The issue of mourning is one of the core questions of psychoanalytic theory and I find its exploration via literary texts a fascinating prism through which to examine this foundational issue.

Polish-born Holocaust survivor Meyer Hack shows his prisoner number tattooed on his arm during a news conference at the Yad Vashem Holocaust Museum in Jerusalem June 15, 2009. (photo credit: REUTERS)

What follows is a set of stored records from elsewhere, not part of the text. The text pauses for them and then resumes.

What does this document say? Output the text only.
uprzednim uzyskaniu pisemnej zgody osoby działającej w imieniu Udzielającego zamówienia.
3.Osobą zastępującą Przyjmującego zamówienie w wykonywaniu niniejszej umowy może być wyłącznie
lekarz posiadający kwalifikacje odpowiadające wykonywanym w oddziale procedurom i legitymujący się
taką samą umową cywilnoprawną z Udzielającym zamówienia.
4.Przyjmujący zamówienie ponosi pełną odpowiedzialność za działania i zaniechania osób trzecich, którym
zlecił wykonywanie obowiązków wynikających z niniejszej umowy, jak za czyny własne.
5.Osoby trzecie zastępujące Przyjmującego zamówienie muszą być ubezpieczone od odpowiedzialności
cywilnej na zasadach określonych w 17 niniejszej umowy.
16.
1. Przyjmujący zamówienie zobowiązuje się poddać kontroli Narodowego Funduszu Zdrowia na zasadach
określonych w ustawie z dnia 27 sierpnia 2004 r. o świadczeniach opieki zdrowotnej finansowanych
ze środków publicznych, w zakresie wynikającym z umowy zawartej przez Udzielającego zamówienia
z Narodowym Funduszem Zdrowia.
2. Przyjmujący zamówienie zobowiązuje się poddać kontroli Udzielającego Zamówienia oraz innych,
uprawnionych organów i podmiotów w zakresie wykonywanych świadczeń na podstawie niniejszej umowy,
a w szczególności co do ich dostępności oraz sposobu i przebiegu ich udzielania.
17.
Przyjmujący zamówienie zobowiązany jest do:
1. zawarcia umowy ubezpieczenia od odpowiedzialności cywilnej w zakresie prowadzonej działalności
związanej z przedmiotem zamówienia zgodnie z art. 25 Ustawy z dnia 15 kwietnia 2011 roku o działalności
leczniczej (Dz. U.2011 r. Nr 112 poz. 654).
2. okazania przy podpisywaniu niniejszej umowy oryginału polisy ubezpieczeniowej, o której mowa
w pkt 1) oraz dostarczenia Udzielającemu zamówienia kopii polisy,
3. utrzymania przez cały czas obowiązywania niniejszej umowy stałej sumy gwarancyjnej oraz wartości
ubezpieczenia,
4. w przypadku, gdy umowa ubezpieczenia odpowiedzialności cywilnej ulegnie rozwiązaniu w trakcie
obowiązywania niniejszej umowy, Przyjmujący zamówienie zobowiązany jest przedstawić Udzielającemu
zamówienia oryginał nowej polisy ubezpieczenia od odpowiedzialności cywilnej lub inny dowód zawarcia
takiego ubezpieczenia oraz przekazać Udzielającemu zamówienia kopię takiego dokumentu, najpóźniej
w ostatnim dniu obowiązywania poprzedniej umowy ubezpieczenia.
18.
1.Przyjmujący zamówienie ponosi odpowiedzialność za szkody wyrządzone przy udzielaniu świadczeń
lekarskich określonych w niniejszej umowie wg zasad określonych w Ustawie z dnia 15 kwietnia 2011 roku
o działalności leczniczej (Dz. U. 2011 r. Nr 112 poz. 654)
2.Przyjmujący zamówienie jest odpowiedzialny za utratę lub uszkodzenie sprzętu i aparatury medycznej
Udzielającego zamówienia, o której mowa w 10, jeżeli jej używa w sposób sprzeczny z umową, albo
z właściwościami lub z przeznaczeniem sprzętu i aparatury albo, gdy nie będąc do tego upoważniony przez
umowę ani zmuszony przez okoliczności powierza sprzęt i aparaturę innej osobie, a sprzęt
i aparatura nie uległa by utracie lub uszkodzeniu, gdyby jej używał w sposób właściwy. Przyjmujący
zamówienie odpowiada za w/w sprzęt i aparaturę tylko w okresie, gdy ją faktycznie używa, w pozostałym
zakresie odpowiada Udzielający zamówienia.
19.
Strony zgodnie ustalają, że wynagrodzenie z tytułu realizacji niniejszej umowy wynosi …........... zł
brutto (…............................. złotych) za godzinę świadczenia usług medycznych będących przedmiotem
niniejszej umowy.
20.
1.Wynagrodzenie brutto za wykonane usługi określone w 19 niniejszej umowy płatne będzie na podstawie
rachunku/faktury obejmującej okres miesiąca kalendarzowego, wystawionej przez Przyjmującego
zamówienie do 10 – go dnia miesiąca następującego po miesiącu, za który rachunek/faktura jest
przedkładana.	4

Polish-born Holocaust survivor Meyer Hack shows his prisoner number tattooed on his arm during a news conference at the Yad Vashem Holocaust Museum in Jerusalem June 15, 2009.
(photo credit: REUTERS)
By many accounts, the forging of art and poetry has been one of the central responses to the encounter with death in human history. In traditional elegy, considered the poetic genre of mourning and consolation, we see the dead often mourned by ritual or at the very least buried in a tomb that bears a name. Sadly, as we know, this was not possible for many of those who were lost in the Holocaust. And yet, there are those who insisted on this vital act nevertheless. The work of Paul Celan, the Romanian-born Jewish German-language poet and Holocaust survivor, offers a compelling and unique opportunity to examine how those who received neither funerary rites nor a grave may be mourned.
Having been denied the opportunity to perform the common rituals surrounding death for those he lost in the Shoah, I argue that Celan makes burial possible through a particular use of language, a praxis of poetic burial as I call it, which acquires the status of funerary rite. As we see in early poems such as “Espenbaum/Aspen Tree” (1945) the presence of the mother figure lies silently beneath the surface of every tree, flower, cloud and star; every aspect of the natural world is laden with her being, which serves as a vessel in which the presence of his mother is contained. Reconstituted almost entirely from the memory of words, affects and scenes connected to home, his mother and the Bukovinian/Ukrainian landscape, Celan’s early poems function as a receptacle in which the presence of the dead is contained.
This use of language fashions pieces of memory -- place, word and sound -- into poems that like a grave, demarcate the prior existence of a person, a people, indeed an entire world “in which human beings and books used to live” (Celan 1958). Poetry is here, in other words, a means of burying the dead. Celan makes burial possible not only by remembering the place the dead occupied in life but goes one step further to retroactively create a place for them in death, an ancient and essential rite that was denied them. His early poetry in this sense forges a grave – by making a tomb in and from writing for those he lost, and thus poetically conferring the dignity of burial to those from whom it was taken.
Keren Shafir, Keren Shafir, PhD candidate and fellow of the Ariane de Rothschild Women Doctoral Program at Tel Aviv University.
Aspen Tree by Paul Celan, translated into English by Michael Hamburger in Poems of Paul Celan. New York: Persea, 2002 Aspen Tree, your leaves glance white into the dark.
My mother's hair was never white.
Dandelion, so green is the Ukraine.
My yellow-haired mother did not come home.
Rain cloud, above the well do you hover? My quiet mother weeps for everyone.
Round star, you wind the golden loop.
My mother's heart was ripped by lead.
Oaken door, who lifted you off your hinges? My gentle mother cannot return.